Apart from the lighthouses there were the people, friends old and new, who added so much to the experience. Spending a few days with my family in Milton before we each headed off in different directions was a very special time. Then there was Donna at Huskisson, Raj in Berry, Matt in Milton, Kevin & family at Breezy Brae, Roland & Linda at “Ness”, Andrew on Gabo Island, Frenchy and Reinhard at Mallacoota, Drew in Portsea, Howard at Yellingbo, Richard and Vesna in Melbourne, the Hutchings in Geelong, Jose in Launceston, Mick at Bicheno, Simon and Sacha at Clifton, Shalom at Sandy Bay, Peter at Cockle Creek, Jimmy and Gary “the Wog” at Dover, The Pieman at Corinna, Michelle & Mark at the Marrawah Inn and a chance to catch up with Sam from Prince of Wales Island now in Seymour!
Thinking back perhaps I had too much fun and didn’t get to do the contemplative stuff that I was expecting but there were some somber moments, reminders that we need to make every day count.

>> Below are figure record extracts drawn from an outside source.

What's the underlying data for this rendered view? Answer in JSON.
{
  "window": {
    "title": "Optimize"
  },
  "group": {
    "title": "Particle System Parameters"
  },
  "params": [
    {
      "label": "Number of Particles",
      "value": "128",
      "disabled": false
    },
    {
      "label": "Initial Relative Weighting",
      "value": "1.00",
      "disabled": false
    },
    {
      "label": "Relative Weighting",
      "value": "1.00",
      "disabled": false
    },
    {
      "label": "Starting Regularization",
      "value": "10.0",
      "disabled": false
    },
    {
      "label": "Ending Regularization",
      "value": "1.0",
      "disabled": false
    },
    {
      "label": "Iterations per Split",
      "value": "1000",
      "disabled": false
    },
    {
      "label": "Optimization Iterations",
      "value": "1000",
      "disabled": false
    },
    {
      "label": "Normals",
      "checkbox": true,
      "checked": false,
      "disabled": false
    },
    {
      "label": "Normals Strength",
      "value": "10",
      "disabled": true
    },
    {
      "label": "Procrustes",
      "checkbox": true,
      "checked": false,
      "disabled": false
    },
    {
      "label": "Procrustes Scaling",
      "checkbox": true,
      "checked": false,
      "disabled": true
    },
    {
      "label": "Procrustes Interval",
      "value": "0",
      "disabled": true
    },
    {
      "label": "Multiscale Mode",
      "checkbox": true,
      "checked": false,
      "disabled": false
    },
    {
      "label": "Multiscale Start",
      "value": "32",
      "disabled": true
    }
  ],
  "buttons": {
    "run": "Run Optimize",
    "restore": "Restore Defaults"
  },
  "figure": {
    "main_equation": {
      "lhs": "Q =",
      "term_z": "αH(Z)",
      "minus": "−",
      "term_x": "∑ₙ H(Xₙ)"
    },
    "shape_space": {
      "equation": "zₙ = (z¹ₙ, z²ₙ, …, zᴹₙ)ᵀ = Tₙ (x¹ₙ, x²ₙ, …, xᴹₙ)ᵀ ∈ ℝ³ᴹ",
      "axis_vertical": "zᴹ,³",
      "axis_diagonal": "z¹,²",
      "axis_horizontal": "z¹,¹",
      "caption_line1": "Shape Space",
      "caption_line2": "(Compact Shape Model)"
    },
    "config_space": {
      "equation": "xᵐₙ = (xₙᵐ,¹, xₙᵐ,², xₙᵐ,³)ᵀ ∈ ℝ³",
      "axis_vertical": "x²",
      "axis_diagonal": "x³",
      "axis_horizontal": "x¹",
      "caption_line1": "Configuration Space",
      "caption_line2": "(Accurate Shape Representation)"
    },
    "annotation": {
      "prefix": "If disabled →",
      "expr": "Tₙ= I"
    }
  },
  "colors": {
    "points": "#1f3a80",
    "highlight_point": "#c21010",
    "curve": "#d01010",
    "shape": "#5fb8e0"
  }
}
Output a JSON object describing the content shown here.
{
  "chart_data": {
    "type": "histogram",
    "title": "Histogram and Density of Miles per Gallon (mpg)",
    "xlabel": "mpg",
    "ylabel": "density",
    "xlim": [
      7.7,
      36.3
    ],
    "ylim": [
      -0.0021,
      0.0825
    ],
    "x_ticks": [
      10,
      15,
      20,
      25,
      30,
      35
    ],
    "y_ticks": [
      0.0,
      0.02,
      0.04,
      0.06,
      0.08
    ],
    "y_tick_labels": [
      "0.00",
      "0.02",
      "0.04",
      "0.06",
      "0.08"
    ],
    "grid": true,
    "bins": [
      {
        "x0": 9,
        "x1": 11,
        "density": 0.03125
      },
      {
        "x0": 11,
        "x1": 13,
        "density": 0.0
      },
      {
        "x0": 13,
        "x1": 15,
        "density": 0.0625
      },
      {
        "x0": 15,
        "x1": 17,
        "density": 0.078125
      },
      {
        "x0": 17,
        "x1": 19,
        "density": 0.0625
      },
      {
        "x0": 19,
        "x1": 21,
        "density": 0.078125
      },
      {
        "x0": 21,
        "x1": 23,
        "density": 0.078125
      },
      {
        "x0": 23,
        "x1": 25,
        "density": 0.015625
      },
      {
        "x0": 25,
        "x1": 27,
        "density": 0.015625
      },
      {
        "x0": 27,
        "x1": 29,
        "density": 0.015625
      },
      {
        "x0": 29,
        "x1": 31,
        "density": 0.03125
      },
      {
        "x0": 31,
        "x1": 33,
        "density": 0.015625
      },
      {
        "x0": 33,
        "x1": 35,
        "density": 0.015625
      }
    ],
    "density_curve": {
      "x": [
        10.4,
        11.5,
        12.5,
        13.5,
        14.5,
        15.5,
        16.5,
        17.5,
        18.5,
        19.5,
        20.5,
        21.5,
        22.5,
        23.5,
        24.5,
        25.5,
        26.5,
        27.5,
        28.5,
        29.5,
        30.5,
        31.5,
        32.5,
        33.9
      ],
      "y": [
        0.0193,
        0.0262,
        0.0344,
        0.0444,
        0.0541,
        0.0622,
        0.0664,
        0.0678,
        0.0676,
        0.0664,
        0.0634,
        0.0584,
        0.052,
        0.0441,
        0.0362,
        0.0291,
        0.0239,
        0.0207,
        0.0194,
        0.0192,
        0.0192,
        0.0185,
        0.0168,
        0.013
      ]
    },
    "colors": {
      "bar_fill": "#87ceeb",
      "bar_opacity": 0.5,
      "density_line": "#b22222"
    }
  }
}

As much as I enjoyed my time in Tasmania there does seem to be a darker side, a shadow, a kind of sadness and resignation that seems to hang over the place, in stark contrast to the it’s wild and pristine nature. Maybe it’s best summed up by the MONA exhibition I was lucky enough to be shocked by, a tribute to Sex and Death!
So that was then and this is now.
It’s strange, when I was here last time, on my way home, I was excited by what lay ahead, reuniting with my family and an upcoming trip to South America, and I was in high spirits from what I’d just finished, it had been a great adventure, interesting and a lot of fun.
This time it feels different. I should be excited but I feel a bit apprehensive and I don’t know why.
It feels like “sliding doors”, our son arrived back from Europe a few weeks ago and our daughter last Friday and no sooner than we were all together, than I’m heading off on my own again. Not only that, but I was 69 last time I was here and I’m 70 now, and while that in itself is no big deal it does make you think about where you’re at in your life, and what’s important to you!
As I sit here watching the Murrumbidgee gently flowing past me I’m reminded that this place has a special significance in my life. It was here, in March 2000 that I made one of the biggest decisions on my life, the decision to return to Australia after living overseas for the previous 10 years. I was living in London at the time and had reached a point where I had to decide where to make my future. To be honest I was probably leaning towards the UK but driving down that long decent into Gundagai, past the dog on the tucker box, with the sun setting over the distant hills and crossing that old man river, my personal Rubicon – I knew I was home, I’m an Australian and always will be!
As it turned out that was one of the best decisions I ever made because not long after I made it my wife and I got together and the rest is history.
So this place has a special resonance for me, it’s quintessentially Australian and making this connection added to the poignancy of being here now and I understood that while I was sorry to be leaving my family I was grateful that they would always be at the centre of my life.
The other slightly melancholy feeling I had was around clocking up another decade but I consoled myself by knowing it was far better than the alternative and should be celebrated. So I called few other old codgers I went to school with and suggested we mark our three score years and ten by having a joint birthday party at the end of the year and that it should have a ’70’s theme to it, after all it was a great decade for music and fashion. So with that thought I cranked Max up and let Evie, Creedence, Gladys, Bowie, the Easybeats, Stones and Eagles power me on my way.
The mist had lifted and I could see clearly now! I was back on the road again, next stop Melbourne!